THE BAPTISM OF THE LORD (AND OF OUR LITTLE ONES…)
This weekend the Church celebrates the Feast of the Baptism of the Lord. On this day we recall Jesus coming to John the Baptist at the River Jordan and, upon emerging from the waters, the Holy Spirit coming down to rest upon Him and the voice of the Heavenly Father speaking those blessed words, “This is my beloved Son…” We recall the goodness of Christ our Savior who went down into the waters not to be cleansed by them, but rather, to sanctify for all time the waters of baptism for the rest of us.
Not only an important event in its own right, the liturgical celebration of the Baptism of the Lord marks the official end of the Christmas season. Beginning Monday, the vestments will return to the familiar green color of Ordinary Time until March 6, when we celebrate Ash Wednesday and the holy season of Lent begins.
The feast of the Baptism of the Lord is also an occasion to reflect upon the great gift of the Sacrament of Baptism, the first and (at least in one sense) the greatest of all the sacraments, for it is the “gateway” to all the others. By this sacrament we are cleansed of original sin, we receive our adoption as sons and daughters of our heavenly Father, we are incorporated into the living Body of Christ (which is the Church), and are extended the great invitation from God Himself to become living saints in our world today.
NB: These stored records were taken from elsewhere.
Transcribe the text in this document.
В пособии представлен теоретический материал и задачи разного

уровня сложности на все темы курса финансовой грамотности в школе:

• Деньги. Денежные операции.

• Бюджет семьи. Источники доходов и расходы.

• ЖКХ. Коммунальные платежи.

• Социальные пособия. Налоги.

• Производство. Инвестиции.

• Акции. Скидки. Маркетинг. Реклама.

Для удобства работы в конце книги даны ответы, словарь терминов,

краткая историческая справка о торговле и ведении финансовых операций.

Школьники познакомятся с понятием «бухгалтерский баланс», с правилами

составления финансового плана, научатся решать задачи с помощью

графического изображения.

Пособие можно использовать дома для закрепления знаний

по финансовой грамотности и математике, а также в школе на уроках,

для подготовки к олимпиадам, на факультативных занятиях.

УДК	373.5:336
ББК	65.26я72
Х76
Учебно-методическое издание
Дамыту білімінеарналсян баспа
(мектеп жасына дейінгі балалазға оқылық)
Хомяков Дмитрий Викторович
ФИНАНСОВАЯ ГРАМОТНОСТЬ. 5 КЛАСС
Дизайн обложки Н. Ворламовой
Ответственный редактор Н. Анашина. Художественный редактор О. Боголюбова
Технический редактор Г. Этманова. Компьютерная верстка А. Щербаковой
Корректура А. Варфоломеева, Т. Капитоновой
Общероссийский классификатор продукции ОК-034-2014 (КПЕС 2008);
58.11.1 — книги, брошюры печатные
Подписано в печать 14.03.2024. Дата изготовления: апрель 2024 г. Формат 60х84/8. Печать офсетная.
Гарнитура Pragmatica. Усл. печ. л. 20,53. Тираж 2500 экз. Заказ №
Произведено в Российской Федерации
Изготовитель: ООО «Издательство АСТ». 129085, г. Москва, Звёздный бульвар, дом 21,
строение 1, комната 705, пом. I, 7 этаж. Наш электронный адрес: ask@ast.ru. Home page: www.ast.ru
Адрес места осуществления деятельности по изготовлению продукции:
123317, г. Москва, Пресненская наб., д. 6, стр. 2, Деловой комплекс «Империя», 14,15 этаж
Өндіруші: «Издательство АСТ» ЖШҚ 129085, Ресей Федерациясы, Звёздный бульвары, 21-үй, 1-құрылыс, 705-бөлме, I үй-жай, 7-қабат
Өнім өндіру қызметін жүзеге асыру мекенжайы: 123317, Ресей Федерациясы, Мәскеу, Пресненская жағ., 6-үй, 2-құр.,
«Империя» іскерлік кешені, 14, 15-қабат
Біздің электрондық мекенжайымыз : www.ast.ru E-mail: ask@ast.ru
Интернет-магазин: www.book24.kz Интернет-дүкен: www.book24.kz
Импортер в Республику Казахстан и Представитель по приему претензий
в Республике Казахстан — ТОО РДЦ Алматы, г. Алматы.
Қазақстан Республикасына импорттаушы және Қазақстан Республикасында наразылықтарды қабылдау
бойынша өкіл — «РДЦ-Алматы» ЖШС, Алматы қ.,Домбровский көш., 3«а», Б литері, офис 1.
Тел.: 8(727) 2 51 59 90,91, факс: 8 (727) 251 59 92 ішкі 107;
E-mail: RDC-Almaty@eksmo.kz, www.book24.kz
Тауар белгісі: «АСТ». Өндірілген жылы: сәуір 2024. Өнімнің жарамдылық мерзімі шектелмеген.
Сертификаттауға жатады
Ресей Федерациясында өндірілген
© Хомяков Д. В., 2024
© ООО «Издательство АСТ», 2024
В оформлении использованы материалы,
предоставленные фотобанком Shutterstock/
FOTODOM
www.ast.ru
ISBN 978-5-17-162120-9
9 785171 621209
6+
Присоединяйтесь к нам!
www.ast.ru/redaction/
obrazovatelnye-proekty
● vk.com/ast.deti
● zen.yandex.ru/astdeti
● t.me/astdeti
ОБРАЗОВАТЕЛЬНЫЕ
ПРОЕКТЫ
As a pastor, I can say that celebrating a baptism is one of the most enjoyable aspects of my vocation. Baptisms are always moments of great joy and expectation, often bringing together family and friends from quite a distance away. I especially love observing how older children react to a younger sibling being baptized; they seem to have an innate sense that something incredibly special is happening to their baby brother or sister, even if they aren’t old enough to truly understand the details. Of course, much of the credit for this needs to go to the wonderful moms and dads in our parish, who are clearly instilling a strong sense of the faith and the importance of this sacrament in their older children.
Now that 2018 is completed, I am happy to share that we had a whopping 55 baptisms in the parish during this past year! We had 27 baby boys, 19 baby girls, five children of school age, and four adults. It’s an extraordinary thing that a parish of our modest size (less than 500 households) had 46 infant baptisms in one year. This is a great sign of “new life” and growth in our parish. (It’s also extraordinary that among the infants, the numbers were so skewed towards boys… 27 vs. 19. Was there something “in the water” during 2018? Or perhaps just a natural rebalancing, as our infant girl baptisms outnumbered infant boys in 2017, 2016, and 2015.)
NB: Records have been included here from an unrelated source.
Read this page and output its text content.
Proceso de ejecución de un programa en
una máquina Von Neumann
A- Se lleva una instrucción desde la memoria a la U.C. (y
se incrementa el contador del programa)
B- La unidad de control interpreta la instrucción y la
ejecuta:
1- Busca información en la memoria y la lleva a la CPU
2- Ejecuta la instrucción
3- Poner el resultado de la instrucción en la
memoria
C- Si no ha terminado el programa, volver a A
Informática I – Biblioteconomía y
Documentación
On our part, I would invite everyone to see all of these children as “children of our parish.” While their parents have the first and primary responsibility for raising them in the faith, all of us can assist these parents in that task. We do so by offering words of encouragement to them and by working together to build up a more and more vibrant, engaged, and active Catholic community here in our parish. May 2019 bring our parish many blessings and many more babies to be baptized.